The March Hare and the Hatter put the Dormouse’s head in a teapot. Illustration by John Tenniel. (Alice’s Adventures in Wonderland).

Every summer we see (or hear) these little creatures in our garden shed…


in the hazel trees…

in the woods…

 in the kitchen…


Yes, this year we even had one in the kitchen! A disused ventilation pipe behind our stove was clearly never filled in and so a regular visitor to the hood of my stove has been a dormouse. The other day several kitchen cupboards had to be removed in order to ensure he/she was not stuck in there before we closed up the hole. But somehow he hid in a closed off part of the hood, where he got stuck… Eventually he was ceremoniously released (the spice cupboard had to be prised apart with force) and carefully placed outside. Now he can return to his pipe, but with no access into the kitchen!

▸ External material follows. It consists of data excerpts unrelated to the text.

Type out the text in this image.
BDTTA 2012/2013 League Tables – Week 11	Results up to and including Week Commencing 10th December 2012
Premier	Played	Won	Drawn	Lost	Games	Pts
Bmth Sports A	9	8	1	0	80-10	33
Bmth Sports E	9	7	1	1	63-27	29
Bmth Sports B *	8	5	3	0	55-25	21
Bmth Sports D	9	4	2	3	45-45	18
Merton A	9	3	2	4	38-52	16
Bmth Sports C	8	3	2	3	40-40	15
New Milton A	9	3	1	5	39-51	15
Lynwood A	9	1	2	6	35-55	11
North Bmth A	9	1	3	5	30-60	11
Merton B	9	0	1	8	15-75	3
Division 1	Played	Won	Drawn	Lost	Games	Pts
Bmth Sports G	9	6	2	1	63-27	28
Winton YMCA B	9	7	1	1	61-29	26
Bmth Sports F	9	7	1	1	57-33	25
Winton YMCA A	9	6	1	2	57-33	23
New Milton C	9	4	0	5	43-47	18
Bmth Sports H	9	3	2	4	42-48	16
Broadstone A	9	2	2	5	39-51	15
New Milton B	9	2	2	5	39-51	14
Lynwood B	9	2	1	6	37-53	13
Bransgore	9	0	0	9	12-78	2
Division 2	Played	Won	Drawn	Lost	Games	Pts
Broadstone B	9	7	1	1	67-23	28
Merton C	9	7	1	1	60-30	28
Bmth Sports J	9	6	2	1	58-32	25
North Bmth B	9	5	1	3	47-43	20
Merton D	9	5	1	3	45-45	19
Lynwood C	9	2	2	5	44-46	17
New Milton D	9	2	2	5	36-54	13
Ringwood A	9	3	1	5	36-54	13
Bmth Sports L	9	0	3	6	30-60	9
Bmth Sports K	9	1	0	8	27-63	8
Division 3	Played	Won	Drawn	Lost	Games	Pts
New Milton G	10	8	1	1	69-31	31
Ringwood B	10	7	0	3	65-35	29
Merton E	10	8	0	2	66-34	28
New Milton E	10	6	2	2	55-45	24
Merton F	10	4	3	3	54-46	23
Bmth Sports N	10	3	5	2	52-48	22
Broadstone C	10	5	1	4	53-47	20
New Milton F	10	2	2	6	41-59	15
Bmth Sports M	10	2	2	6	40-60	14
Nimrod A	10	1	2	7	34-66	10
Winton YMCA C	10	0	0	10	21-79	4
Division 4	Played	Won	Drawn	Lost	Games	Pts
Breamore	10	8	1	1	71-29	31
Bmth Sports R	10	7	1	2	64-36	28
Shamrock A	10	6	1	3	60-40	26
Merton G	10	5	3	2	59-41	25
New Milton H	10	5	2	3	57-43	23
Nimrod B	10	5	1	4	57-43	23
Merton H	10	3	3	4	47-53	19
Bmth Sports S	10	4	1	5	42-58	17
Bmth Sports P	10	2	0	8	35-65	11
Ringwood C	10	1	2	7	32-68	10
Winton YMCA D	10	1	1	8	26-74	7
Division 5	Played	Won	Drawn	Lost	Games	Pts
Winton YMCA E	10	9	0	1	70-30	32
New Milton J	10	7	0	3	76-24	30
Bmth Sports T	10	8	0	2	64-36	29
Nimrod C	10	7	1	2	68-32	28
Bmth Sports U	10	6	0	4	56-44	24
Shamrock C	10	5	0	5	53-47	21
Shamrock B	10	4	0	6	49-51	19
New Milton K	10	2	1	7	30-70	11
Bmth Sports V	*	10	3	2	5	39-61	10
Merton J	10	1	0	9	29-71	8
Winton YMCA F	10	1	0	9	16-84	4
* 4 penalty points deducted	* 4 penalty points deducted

By the way, I now know that dormice make a kind of buzzing/rattling noise when they feel threatened – click hear and press the play arrow for a recording…

From Wikimedia Commons

Dormice sleep from September to May. In fact they get their name from this trait; dormeus means “sleepy” in Anglo-Norman; the word was later altered to resemble the word “mouse”. They are, however, very active most of the summer, and make a tremendous chattering squeaking noise in the night as they jump through the trees like tiny squirrels. But at this time of year they are looking for a cosy place to hibernate. They eat most of our hazelnuts to fatten up for the winter, but also like small insects, berries, chestnuts and even birds eggs.

Here’s a picture where you can see the bushy tail.

(From Wikimedia Commons)

Other characteristic features are the rounded ears (they have excellent hearing) and the large round eyes. They are so cute too!